A survey signals that younger employees may also need more realistic expectations about how much money they’ll need in later life.
They’ve only just entered the workforce, but a significant swath of the newest crop of U.S. employees are already making plans for an early exit.
A full 25% of Gen Z respondents in a new survey by Goldman Sachs Asset Management said they plan to retire before the age of 55. That’s in line with the latest trend of reevaluating and even simply quitting work early, but out of step with the realities of more recent retirees.
A majority of the retired people Goldman polled did in fact leave the workforce early. But they did so later in life: The most common retirement age was between the ages of 60 and 64. Only 8% retired before the age of 55.

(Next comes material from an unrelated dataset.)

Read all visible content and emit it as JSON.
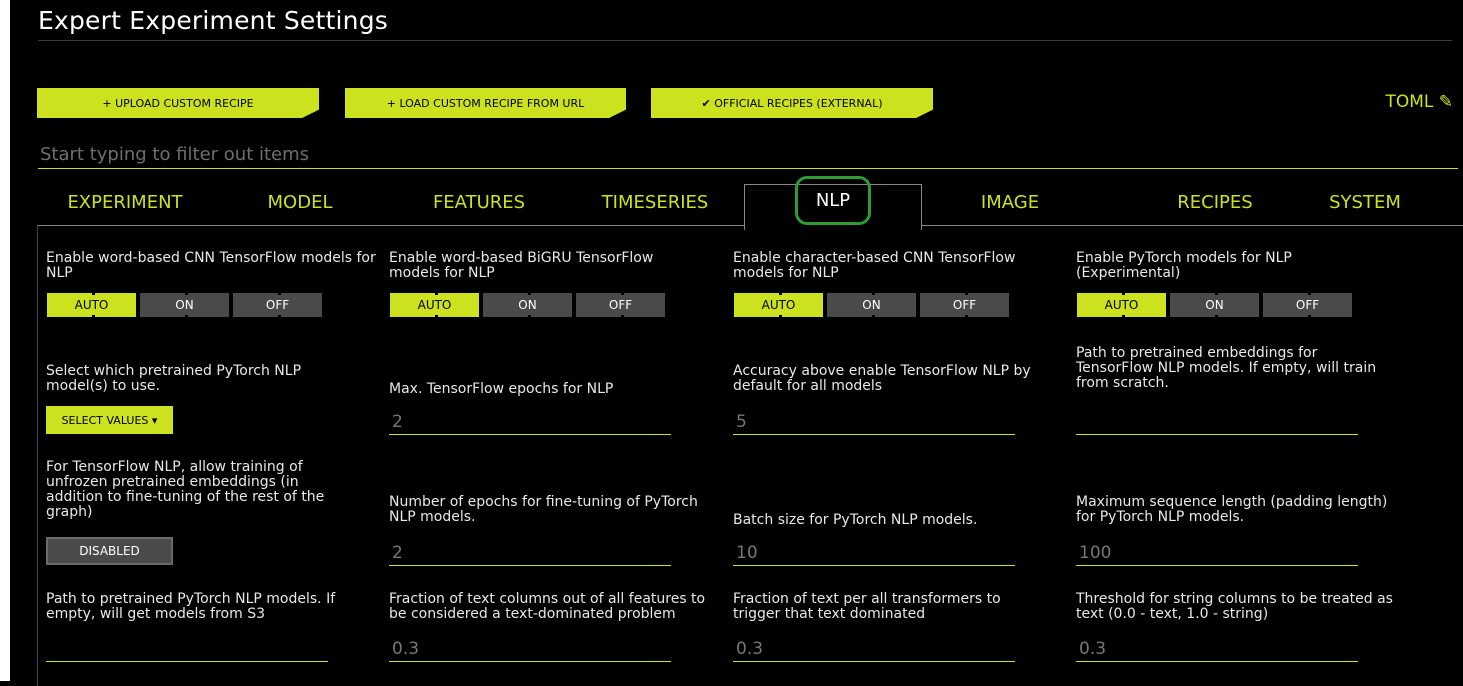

“Our biggest takeaway for younger workers is that they may need to plan with more realistic assumptions,” said Jeri Savage, head of defined contribution research for multi-asset solutions at Goldman Sachs Asset Management.
Such assumptions go beyond retirement age. A broader group of young workers — those under 40, which includes millennials — seem to think they will need less money annually in retirement relative to the traditional rule of thumb of 80% of pre-retirement income. (Even that figure has been deemed too low by some experts.) Nearly a third of respondents under 40 said they think they’ll need 60% or less.

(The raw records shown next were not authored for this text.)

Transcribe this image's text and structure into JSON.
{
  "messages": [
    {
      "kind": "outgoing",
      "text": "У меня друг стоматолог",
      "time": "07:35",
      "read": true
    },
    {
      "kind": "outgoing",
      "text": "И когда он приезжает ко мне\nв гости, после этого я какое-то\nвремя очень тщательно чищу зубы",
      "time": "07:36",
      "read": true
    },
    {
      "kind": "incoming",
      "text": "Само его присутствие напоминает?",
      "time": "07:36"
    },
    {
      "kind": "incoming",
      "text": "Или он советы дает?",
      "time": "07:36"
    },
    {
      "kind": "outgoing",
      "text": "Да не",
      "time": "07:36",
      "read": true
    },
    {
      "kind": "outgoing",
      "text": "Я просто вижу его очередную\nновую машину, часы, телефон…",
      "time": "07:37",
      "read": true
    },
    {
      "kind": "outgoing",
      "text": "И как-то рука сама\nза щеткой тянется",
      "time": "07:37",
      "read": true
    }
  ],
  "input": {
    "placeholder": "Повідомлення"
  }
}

That’s despite challenges workers say they have faced trying to save for the end of their working lives. Financial hardships affected 89% of working respondents’ ability to save for retirement. Further, 83% of workers said paying down existing loans had some influence on their retirement savings. That compares with just 15% of retirees. Younger generations, of course, have had to borrow significantly more to pay for college than previous cohorts.
In the survey, one out of three respondents said they thought they would have to delay retirement by a year or more because of the negative financial side effects of the Covid-19 pandemic. Retirees cited health concerns as their most common reason for retiring. The second most common reason? Just being tired of working.
“We think a lot of the findings in this survey can help plan sponsors,” said Michael Moran, senior retirement strategist at Goldman Sachs Asset Management. “Current workers and retirees both use employer retirement programs as their top source of information for planning for retirement.”
Goldman conducted the research between July and August of 2021 and polled 1,237 people, roughly split between those in the workforce and those in retirement.